The new Pope: Peace without weapons!
The first words of Pope Leo XIV. were: ‘Peace’ – specifically, ‘an unarmed and disarming peace.’
This is far more and decidedly more demanding than what Putin, Trump or even Netanyahu have understood by peace thus far. Will the US citizen and new Pope Leo XIV. now become an anti-Trump? The US president wrote to the new pope saying he was looking forward to their first meeting: that should be interesting.
Before his election, the current pope sharply criticised both President Trump and his deputy Vance for their xenophobic policies. Pope Francis had already said of Trump’s wall on the border with Mexico: ‘Those who build walls instead of bridges are not Christians.’ In his inaugural speech, Pope Leo XIV made a similar call for Christians to be ‘bridge builders.’ This also applies to most parties in Germany today, including those with the letter ‘C’ in their name.
Leo XIV. seems to want to be a pope in the tradition of his predecessor. With his new name, he is linking himself to the turning point in the Catholic Church when Pope Leo XIII. wrote the first social encyclical ‘Rerum novarum’ (‘On the New Things’) in 1891, the first official Catholic document on the labour question, which became the Magna Carta of Catholic social teaching against the backdrop of the industrial revolution of the 19th century. At the same time, it was a necessary confrontation with the social upheavals of socialism and liberalism. Earlier, in 1848, when Karl Marx published his Communist Manifesto, the ‘peasant pastor’ Wilhelm Ferdinand von Ketteler had drawn attention to the social question at the first German Catholic Congress and as a member of parliament in the Frankfurt Pauskirche. In doing so, the Catholic Church sought reconciliation with the modern world.
Bismarck later passed his social legislation at the urging of the newly formed trade unions and the SPD: financial provision for old age, unemployment and illness. This was the basis of the social market economy. It was not until later that Norbert Blüm, greatly inspired by Catholic social teaching, added nursing care insurance in Germany. In ‘Rerum novarum’, Leo XIII rightly complained about the often slave-like conditions of the working class, but at the same time spoke out against ‘class struggle’ and called for social responsibility on the part of capital and fair wages and state protection for workers.
The Catholic social doctrine was now based on personality, solidarity, subsidiarity (politics from the bottom up, i.e. the opposite of the previous approach), justice and (later) democracy. Rerum novarum is the mother of all Catholic social encyclicals and the mother of Catholic social doctrine. Forty years later, in 1931, shortly before the Nazi era, Pope Pius XI. expanded and deepened this teaching with his encyclical ‘Quadragesimo anno’.

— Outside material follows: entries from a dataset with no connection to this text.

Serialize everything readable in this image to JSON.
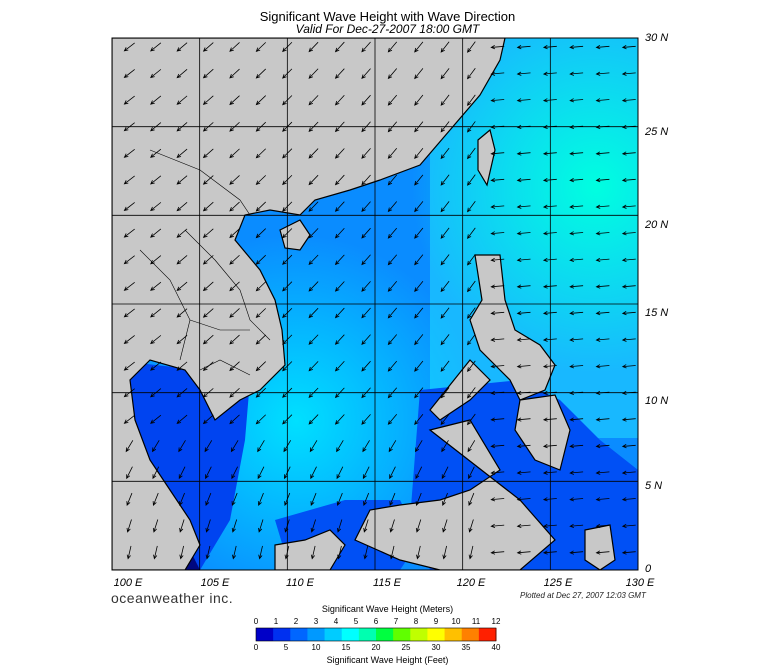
{
  "title": "Significant Wave Height with Wave Direction",
  "subtitle": "Valid For Dec-27-2007 18:00 GMT",
  "lat_labels": [
    "30 N",
    "25 N",
    "20 N",
    "15 N",
    "10 N",
    "5 N",
    "0"
  ],
  "lon_labels": [
    "100 E",
    "105 E",
    "110 E",
    "115 E",
    "120 E",
    "125 E",
    "130 E"
  ],
  "brand": "oceanweather inc.",
  "plotted": "Plotted at Dec 27, 2007 12:03 GMT",
  "legend": {
    "meters_title": "Significant Wave Height (Meters)",
    "feet_title": "Significant Wave Height (Feet)",
    "meters_ticks": [
      "0",
      "1",
      "2",
      "3",
      "4",
      "5",
      "6",
      "7",
      "8",
      "9",
      "10",
      "11",
      "12"
    ],
    "feet_ticks": [
      "0",
      "5",
      "10",
      "15",
      "20",
      "25",
      "30",
      "35",
      "40"
    ],
    "colors": [
      "#0000c8",
      "#0030f0",
      "#0066ff",
      "#0099ff",
      "#00ccff",
      "#00ffff",
      "#00ffb0",
      "#00ff40",
      "#60ff00",
      "#c0ff00",
      "#ffff00",
      "#ffc000",
      "#ff8000",
      "#ff2000"
    ]
  },
  "colors": {
    "land": "#c8c8c8",
    "coast": "#000000",
    "grid": "#000000",
    "arrow": "#000000"
  }
}
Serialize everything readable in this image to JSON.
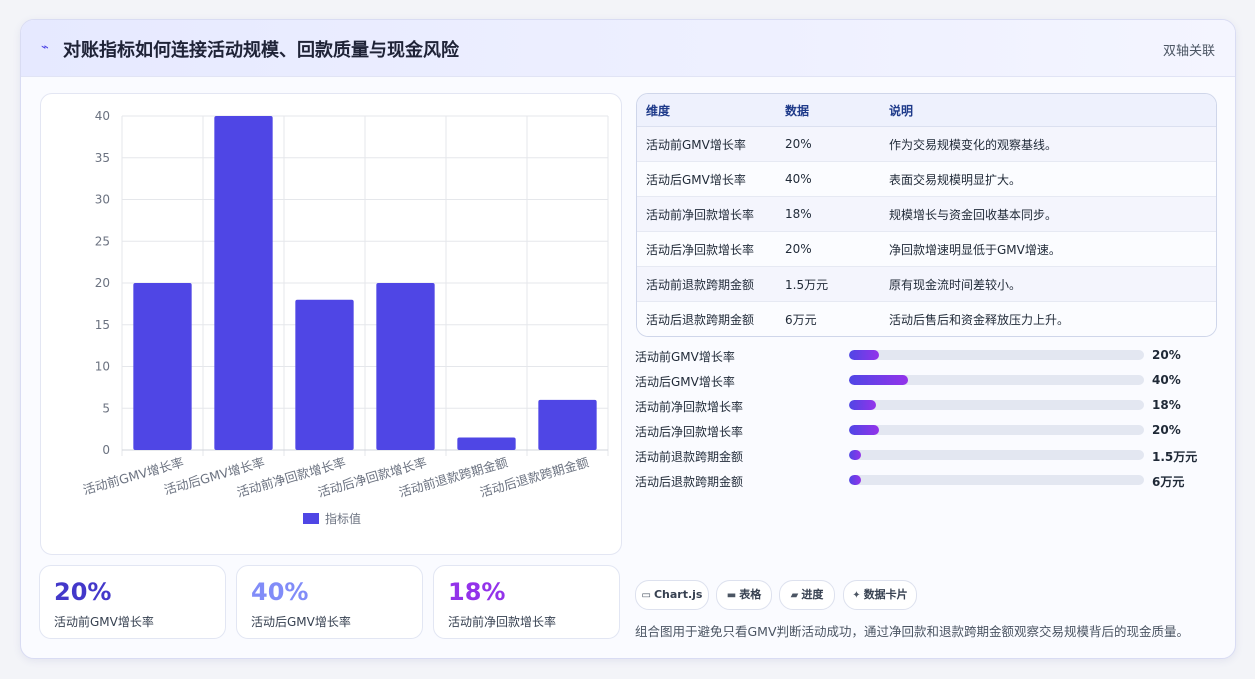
{
  "header": {
    "title": "对账指标如何连接活动规模、回款质量与现金风险",
    "badge": "双轴关联",
    "icon": "trend-line-icon"
  },
  "chart_data": {
    "type": "bar",
    "categories": [
      "活动前GMV增长率",
      "活动后GMV增长率",
      "活动前净回款增长率",
      "活动后净回款增长率",
      "活动前退款跨期金额",
      "活动后退款跨期金额"
    ],
    "series": [
      {
        "name": "指标值",
        "values": [
          20,
          40,
          18,
          20,
          1.5,
          6
        ],
        "color": "#4f46e5"
      }
    ],
    "ylim": [
      0,
      40
    ],
    "yticks": [
      0,
      5,
      10,
      15,
      20,
      25,
      30,
      35,
      40
    ],
    "grid": true,
    "legend": "bottom"
  },
  "table": {
    "headers": [
      "维度",
      "数据",
      "说明"
    ],
    "rows": [
      [
        "活动前GMV增长率",
        "20%",
        "作为交易规模变化的观察基线。"
      ],
      [
        "活动后GMV增长率",
        "40%",
        "表面交易规模明显扩大。"
      ],
      [
        "活动前净回款增长率",
        "18%",
        "规模增长与资金回收基本同步。"
      ],
      [
        "活动后净回款增长率",
        "20%",
        "净回款增速明显低于GMV增速。"
      ],
      [
        "活动前退款跨期金额",
        "1.5万元",
        "原有现金流时间差较小。"
      ],
      [
        "活动后退款跨期金额",
        "6万元",
        "活动后售后和资金释放压力上升。"
      ]
    ]
  },
  "progress": [
    {
      "label": "活动前GMV增长率",
      "value": "20%",
      "fraction": 0.1
    },
    {
      "label": "活动后GMV增长率",
      "value": "40%",
      "fraction": 0.2
    },
    {
      "label": "活动前净回款增长率",
      "value": "18%",
      "fraction": 0.09
    },
    {
      "label": "活动后净回款增长率",
      "value": "20%",
      "fraction": 0.1
    },
    {
      "label": "活动前退款跨期金额",
      "value": "1.5万元",
      "fraction": 0.04
    },
    {
      "label": "活动后退款跨期金额",
      "value": "6万元",
      "fraction": 0.04
    }
  ],
  "kpis": [
    {
      "value": "20%",
      "label": "活动前GMV增长率",
      "color": "#4338ca"
    },
    {
      "value": "40%",
      "label": "活动后GMV增长率",
      "color": "#818cf8"
    },
    {
      "value": "18%",
      "label": "活动前净回款增长率",
      "color": "#9333ea"
    }
  ],
  "tags": [
    {
      "icon": "▭",
      "label": "Chart.js",
      "icon_name": "chart-icon"
    },
    {
      "icon": "▬",
      "label": "表格",
      "icon_name": "table-icon"
    },
    {
      "icon": "▰",
      "label": "进度",
      "icon_name": "progress-icon"
    },
    {
      "icon": "✦",
      "label": "数据卡片",
      "icon_name": "sparkle-icon"
    }
  ],
  "footnote": "组合图用于避免只看GMV判断活动成功，通过净回款和退款跨期金额观察交易规模背后的现金质量。"
}
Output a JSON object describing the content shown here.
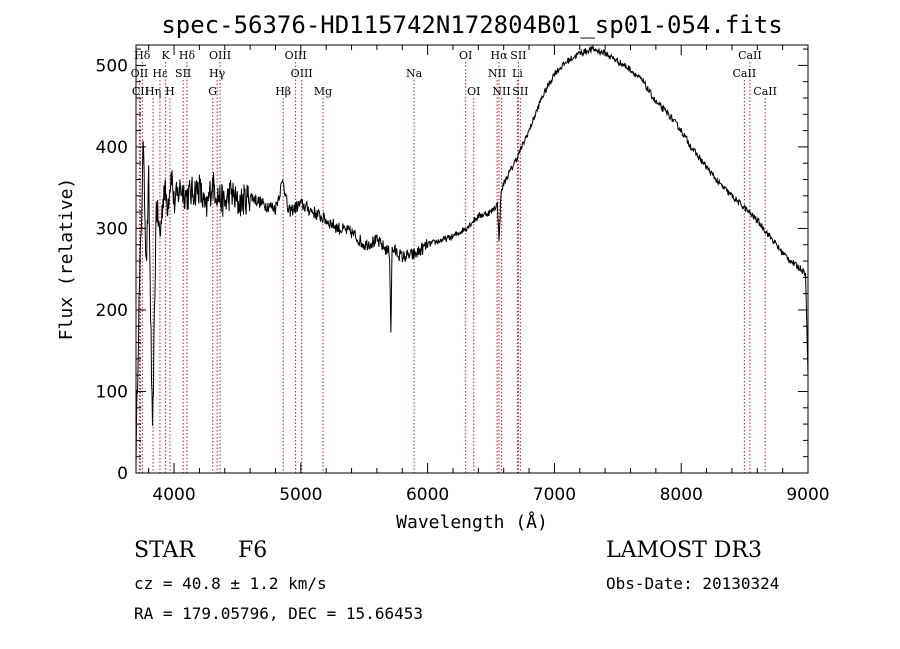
{
  "chart_data": {
    "type": "line",
    "title": "spec-56376-HD115742N172804B01_sp01-054.fits",
    "xlabel": "Wavelength (Å)",
    "ylabel": "Flux (relative)",
    "xlim": [
      3700,
      9000
    ],
    "ylim": [
      0,
      525
    ],
    "x_ticks": [
      4000,
      5000,
      6000,
      7000,
      8000,
      9000
    ],
    "y_ticks": [
      0,
      100,
      200,
      300,
      400,
      500
    ],
    "series": [
      {
        "name": "spectrum",
        "x": [
          3700,
          3720,
          3740,
          3760,
          3780,
          3800,
          3830,
          3860,
          3890,
          3920,
          3950,
          3980,
          4000,
          4050,
          4100,
          4150,
          4200,
          4250,
          4300,
          4350,
          4400,
          4450,
          4500,
          4600,
          4700,
          4800,
          4861,
          4900,
          5000,
          5100,
          5200,
          5300,
          5400,
          5500,
          5600,
          5700,
          5710,
          5720,
          5800,
          5900,
          6000,
          6100,
          6200,
          6300,
          6400,
          6500,
          6550,
          6563,
          6580,
          6600,
          6700,
          6800,
          6900,
          7000,
          7100,
          7200,
          7300,
          7400,
          7500,
          7600,
          7700,
          7800,
          7900,
          8000,
          8100,
          8200,
          8300,
          8400,
          8500,
          8600,
          8700,
          8800,
          8900,
          8950,
          8980,
          9000
        ],
        "y": [
          20,
          180,
          300,
          410,
          250,
          360,
          40,
          330,
          290,
          350,
          330,
          370,
          330,
          350,
          340,
          345,
          350,
          320,
          355,
          340,
          330,
          345,
          330,
          340,
          330,
          325,
          360,
          320,
          330,
          320,
          310,
          300,
          295,
          280,
          285,
          270,
          175,
          275,
          265,
          268,
          280,
          285,
          290,
          300,
          315,
          320,
          330,
          285,
          345,
          355,
          385,
          420,
          460,
          490,
          505,
          515,
          520,
          515,
          505,
          495,
          480,
          455,
          440,
          420,
          395,
          375,
          355,
          340,
          325,
          310,
          290,
          270,
          255,
          250,
          245,
          120
        ]
      }
    ],
    "lines": [
      {
        "label": "Hδ",
        "wavelength": 3750,
        "row": 1
      },
      {
        "label": "OII",
        "wavelength": 3727,
        "row": 2
      },
      {
        "label": "CII",
        "wavelength": 3735,
        "row": 3
      },
      {
        "label": "Hε",
        "wavelength": 3889,
        "row": 2
      },
      {
        "label": "Hη",
        "wavelength": 3835,
        "row": 3
      },
      {
        "label": "K",
        "wavelength": 3934,
        "row": 1
      },
      {
        "label": "SII",
        "wavelength": 4072,
        "row": 2
      },
      {
        "label": "H",
        "wavelength": 3968,
        "row": 3
      },
      {
        "label": "Hδ",
        "wavelength": 4102,
        "row": 1
      },
      {
        "label": "OIII",
        "wavelength": 4363,
        "row": 1
      },
      {
        "label": "Hγ",
        "wavelength": 4340,
        "row": 2
      },
      {
        "label": "G",
        "wavelength": 4305,
        "row": 3
      },
      {
        "label": "OIII",
        "wavelength": 4959,
        "row": 1
      },
      {
        "label": "OIII",
        "wavelength": 5007,
        "row": 2
      },
      {
        "label": "Hβ",
        "wavelength": 4861,
        "row": 3
      },
      {
        "label": "Mg",
        "wavelength": 5175,
        "row": 3
      },
      {
        "label": "Na",
        "wavelength": 5893,
        "row": 2
      },
      {
        "label": "OI",
        "wavelength": 6300,
        "row": 1
      },
      {
        "label": "OI",
        "wavelength": 6364,
        "row": 3
      },
      {
        "label": "Hα",
        "wavelength": 6563,
        "row": 1
      },
      {
        "label": "NII",
        "wavelength": 6548,
        "row": 2
      },
      {
        "label": "NII",
        "wavelength": 6583,
        "row": 3
      },
      {
        "label": "SII",
        "wavelength": 6716,
        "row": 1
      },
      {
        "label": "Li",
        "wavelength": 6708,
        "row": 2
      },
      {
        "label": "SII",
        "wavelength": 6731,
        "row": 3
      },
      {
        "label": "CaII",
        "wavelength": 8542,
        "row": 1
      },
      {
        "label": "CaII",
        "wavelength": 8498,
        "row": 2
      },
      {
        "label": "CaII",
        "wavelength": 8662,
        "row": 3
      }
    ]
  },
  "info": {
    "object_type": "STAR",
    "subclass": "F6",
    "survey": "LAMOST DR3",
    "cz": "cz = 40.8 ± 1.2 km/s",
    "obs_date": "Obs-Date: 20130324",
    "coords": "RA = 179.05796, DEC =  15.66453"
  },
  "colors": {
    "spectrum": "#000000",
    "line_markers": "#b22222",
    "axes": "#000000"
  }
}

It is remarkable for the politicisation of the Catholic Church in the spirit of Jesus’ Sermon on the Mount that both Pope Francis and his current successor saw themselves as political popes in their choice of names. Francis named himself after Francis of Assisi, thereby professing his devotion to the saint of the poor and protector of nature, and Pope Leo XIV committed himself to the tradition of Catholic social teaching with his new name. Especially in his environmental encyclical Laudato si, Pope Francis emphasised climate and environmental policy in the spirit of Jesus and the preservation of creation, encouraging many governments to agree to the 2015 Paris Climate Agreement. It is good and important that the new pope continues to pursue this policy. Pope Francis on the current unjust capitalist world politics: ‘This economy kills.’ In Catholic social teaching, love of God, love of neighbour, love of the most distant and love of one’s enemies always belong together. This is its core essence. The current Pope also wrote this some time ago to US Vice President Vance.
Pope Francis and Pope Leo XIV. were active at the same time in Argentina and Peru, working for the poor and in pastoral care for the poor. They demonstrated in a very concrete and practical way how helpful a theology of liberation can be for the marginalised and disenfranchised. For this reason alone, the new Pope wants to continue to promote liberation theology and Catholic social teaching and to work for peace.
He announced this immediately after his election, to great applause from the 150,000 people gathered in St. Peter’s Square. The era of Italian popes is probably over. At least for the time being. Both Francis and Leo XIV are global popes who will be a great asset in our politically turbulent times.
The emancipated and equal position of women in the Church will be a prerequisite for success. The future of the Church is female. The male-dominated Church of the past is becoming increasingly discredited, at least in Europe and the USA. Only through a fraternal Church could the new Pope become something like the voice of the world’s conscience.